From Git Log to Insights: Evaluating Team Contributions in GitHub Projects
In today’s fast-paced software development world, understanding team dynamics and individual contributions is crucial for project management and team growth. This article will guide you through a process of extracting GitHub commit data and transforming it into actionable insights using Python.
Step 1: Extracting Git Log Data
First, we’ll use Git’s command-line interface to extract comprehensive commit data. Open your terminal, navigate to your project directory, and run:
git log --date=format:'%Y-%m-%d %H:%M:%S' --pretty=format:"%h,%an,%ad,%s" --numstat --stat --pretty=format:"%h,%an,%ad,%s" --summary > all_commits_with_stats.txt
This command outputs a detailed log of all commits, including hash, author, date, subject, and file changes, saving it to a text file.

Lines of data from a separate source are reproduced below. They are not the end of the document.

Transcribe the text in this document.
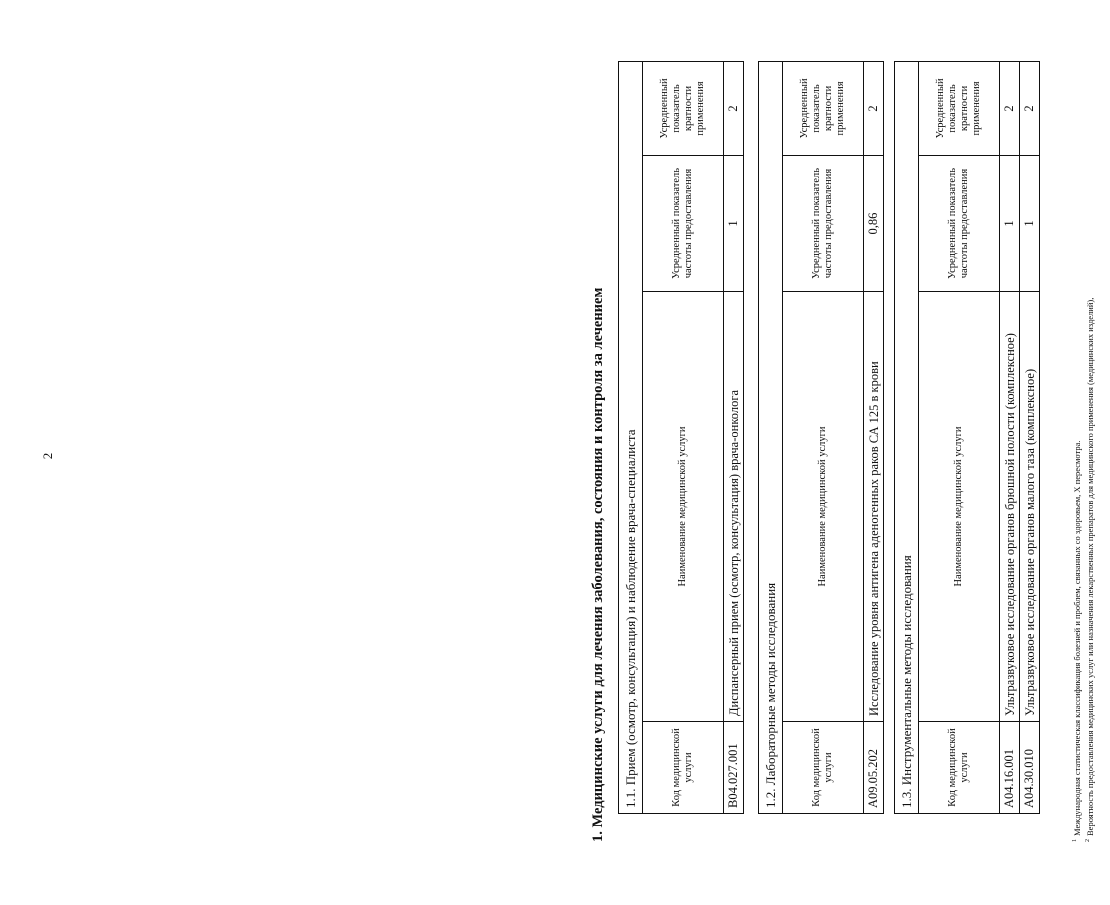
2	1. Медицинские услуги для лечения заболевания, состояния и контроля за лечением 1.1. Прием (осмотр, консультация) и наблюдение врача-специалиста			
Код медицинской услуги	Наименование медицинской услуги	Усредненный показатель частоты предоставления	Усредненный показатель кратности применения
B04.027.001	Диспансерный прием (осмотр, консультация) врача-онколога	1	2
1.2. Лабораторные методы исследования			
Код медицинской услуги	Наименование медицинской услуги	Усредненный показатель частоты предоставления	Усредненный показатель кратности применения
A09.05.202	Исследование уровня антигена аденогенных раков СА 125 в крови	0,86	2
1.3. Инструментальные методы исследования			
Код медицинской услуги	Наименование медицинской услуги	Усредненный показатель частоты предоставления	Усредненный показатель кратности применения
A04.16.001	Ультразвуковое исследование органов брюшной полости (комплексное)	1	2
A04.30.010	Ультразвуковое исследование органов малого таза (комплексное)	1	2
$^1$Международная статистическая классификация болезней и проблем, связанных со здоровьем, X пересмотра.
$^2$Вероятность предоставления медицинских услуг или назначения лекарственных препаратов для медицинского применения (медицинских изделий),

Step 2: Processing the Data with Python
Next, we’ll create a Python script to transform this raw data into a structured CSV format. Here’s the script:
import csv
import re
import chardet
def detect_encoding(file_path):
with open(file_path, 'rb') as file:
raw_data = file.read()
result = chardet.detect(raw_data)
return result['encoding']
def process_git_log(input_file, output_file):
encoding = detect_encoding(input_file)
print(f"Detected encoding: {encoding}")
with open(input_file, 'r', encoding=encoding, errors='replace') as f:
lines = f.readlines()
commits = []
current_commit = None
for line in lines:
line = line.strip()
if line.count(',') == 3: # This is a commit line
if current_commit:
commits.append(current_commit)
hash, author, date, subject = line.split(',', 3)
current_commit = {
'hash': hash,
'author': author,
'date': date,
'subject': subject,
'files_changed': 0,
'insertions': 0,
'deletions': 0,
'file_changes': []
}
elif line and current_commit:
# This is a file change line
match = re.match(r'(\d+)\s+(\d+)\s+(.+)', line)
if match:
insertions, deletions, filename = match.groups()
current_commit['files_changed'] += 1
current_commit['insertions'] += int(insertions)
current_commit['deletions'] += int(deletions)
current_commit['file_changes'].append({
'filename': filename,
'insertions': int(insertions),
'deletions': int(deletions)
})
if current_commit:
commits.append(current_commit)
with open(output_file, 'w', newline='', encoding='utf-8') as f:
writer = csv.writer(f)
writer.writerow(['Hash', 'Author', 'Date', 'Subject', 'Files Changed', 'Insertions', 'Deletions', 'File Changes'])
for commit in commits:
writer.writerow([
commit['hash'],
commit['author'],
commit['date'],
commit['subject'],
commit['files_changed'],
commit['insertions'],
commit['deletions'],
'; '.join([f"{c['filename']} (+{c['insertions']}, -{c['deletions']})" for c in commit['file_changes']])
])
# Usage
input_file = 'all_commits_with_stats.txt'
output_file = 'git_log_processed.csv'
process_git_log(input_file, output_file)
print(f"Processed Git log has been saved to {output_file}")
This script reads the text file, processes each commit, and outputs a structured CSV file.
Step 3: Analysing the Data
With our data now in CSV format, we can easily import it into data analysis tools like pandas for Python, or even spreadsheet applications like Microsoft Excel or Google Sheets.
Here are some insights you can derive:
1. Commit Frequency: Analyse the number of commits per author over time to understand work patterns.
2. Code Volume: Compare insertions and deletions to gauge the amount of code each team member contributes.
3. File Impact: Examine which files are changed most frequently and by whom.
4. Commit Subjects: Analyse commit messages to understand the type of work being done (e.g., bug fixes, feature additions, refactoring).
Conclusion
By following this process, you can transform raw Git log data into structured, analysable information. This approach provides valuable insights into team dynamics, individual contributions, and project progress.
Remember, while these metrics can be informative, they don’t tell the whole story of a developer’s contribution. Code quality, mentorship, and other non-quantifiable factors are equally important in evaluating team members’ overall impact.
Use these insights as a starting point for discussions about team efficiency, workload distribution, and areas for improvement in your development process.
Note: Ensure you have the necessary permissions before extracting and analysing team data, and always use such information responsibly and ethically.